Former UCI Postdoc Establishes Engineering Program at Concordia University

Former UCI postdoctoral researcher Gabriela Espinosa (right) created an engineering program for Concordia University Irvine that focuses on teaching communication skills and a hands-on approach.

Feb. 21, 2024 – Gabriela Espinosa, a former postdoctoral researcher with the Samueli School, is the founding chair of the engineering program at Concordia University Irvine (CUI), a private nonprofit Lutheran university. Espinosa was selected to create the program in 2021 and currently serves as both the program director and an assistant professor.

Born in Nicaragua but spending most of her childhood in New York City, Espinosa formed an early passion for STEM. Neither of her parents worked in STEM fields, but they enabled her interests by taking her to local classes and outreach programs. She attended Yale University for a bachelor’s degree in applied physics and was a first-generation college student. After graduating, she married and moved to Missouri where she worked at St. Louis University in the Department of Biomedical Engineering running equipment in various labs.

“Back when I got my bachelor’s degree, I didn’t really know what an engineer was,” said Espinosa who now holds a master’s degree from St. Louis University and a doctorate from neighboring Washington University both in biomedical engineering. “I always tell students not to get caught up in the name of their degree because college is a journey in figuring out your interests and building something that reflects them.”

In 2018, Espinosa moved to California to be near family, and she interviewed to become a postdoctoral researcher at UCI with Distinguished Professor of biomedical engineering Kyriacos Athanasiou. Bringing her physics background to the lab, she was hired to research cartilage’s mechanical properties, which are subject to change with the onset of arthritis or with injury. Specifically, Espinosa focused on the characteristics necessary to make lab-grown biological tissues mimic real cartilage, including strength, elasticity and ability to produce smooth movement.

She enjoyed exploring a research area that impacts a large population and still uses the communication skills she exercised rigorously during her time at UCI when conveying information to her students now. Athanasiou believes that Espinosa has the qualities to excel in academia. He says her personality, emotional intelligence and communication style are extremely effective and complement her technical skills.

Gabriela Espinosa (far right), a former postdoctoral researcher in Kyriacos Athanasiou’s lab, attends the lab team retreat with her 4-month-old daughter (pictured center, in the arms of Athanasiou).

“As a faculty member, if you are lucky, once in a blue moon you identify a postdoctoral fellow or a student who, you are sure can change the world in a meaningful fashion,” said Athanasiou. “Dr. Gaby Espinosa is exactly that type of inspiring and intelligent person, and she is destined for greatness as both an administrator and a faculty member.”

In 2021, Espinosa’s team produced a publication on vibrometry testing of cartilage that enabled the lab to receive NIH funding for a Bio-Vibrometer. This machine allows nondestructive testing of the dynamic and viscoelastic properties of materials like tissues. It is available for UCI researchers to use through Athanasiou’s lab.

Her favorite memories from her time at UCI are from Athanasiou’s lab retreats and the connections she made with her fellow researchers.

“I have a picture of Dr. Athanasiou holding my 4-month-old baby while we were talking about science,” said Espinosa who is a mother of three. “A lot of postdocs are at a point in their lives when they’re thinking about starting a family, and he was always very supportive when I was pregnant and had the baby.”

Three years into her time at UCI, Espinosa started gaining interest from local employers. She settled on CUI and the opportunity to develop the university’s first engineering program. In the three years she’s been directing the program, she’s focused on ensuring that it offers a hands-on approach and emphasis on developing communication skills.
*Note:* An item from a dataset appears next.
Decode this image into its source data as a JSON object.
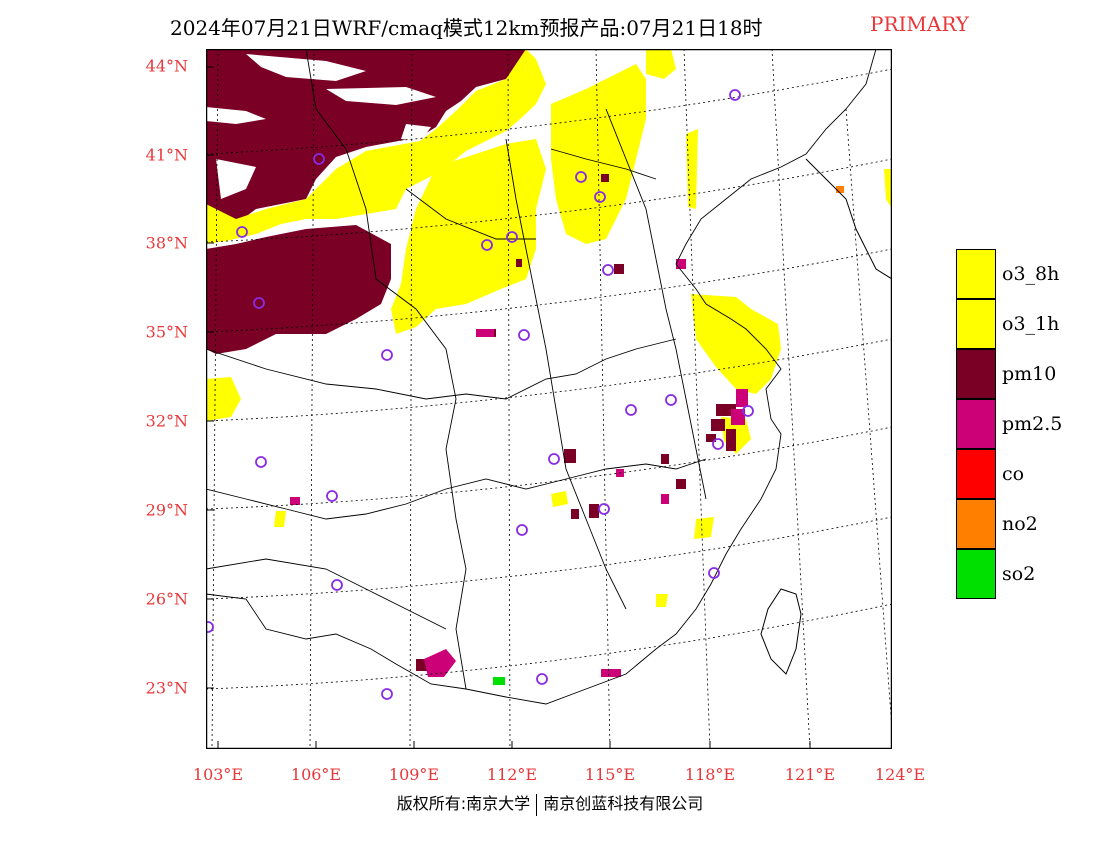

“I wanted things to be accessible for students early, and it was important to me that they actually build their designs,” said Espinosa whose teaching style focuses on building, application and cooperative design skills. “I get the first-year students familiar with the tools in our labs so that as they progress through the program, they’re always able to come back and make what they need.”

One of Espinosa’s students (pictured left) worked on UCI’s electric racecar design team.

CUI now has about 40 engineering students including 15 freshmen and is growing each year. This May will mark the program’s first graduating class and eligibility to apply for ABET accreditation. The program will also be acquiring new equipment and hiring more faculty. Espinosa hopes to bring more diversity in skills to the program through collaborative events with UCI.

“I had a student join UCI’s electric racecar design team for a semester through independent study, and that experience eventually led her to an internship at NASA,” Espinosa said. “I think there’s a synergy between CUI and UCI’s engineering programs where we can get a lot out of the relationship because they are such different characters.”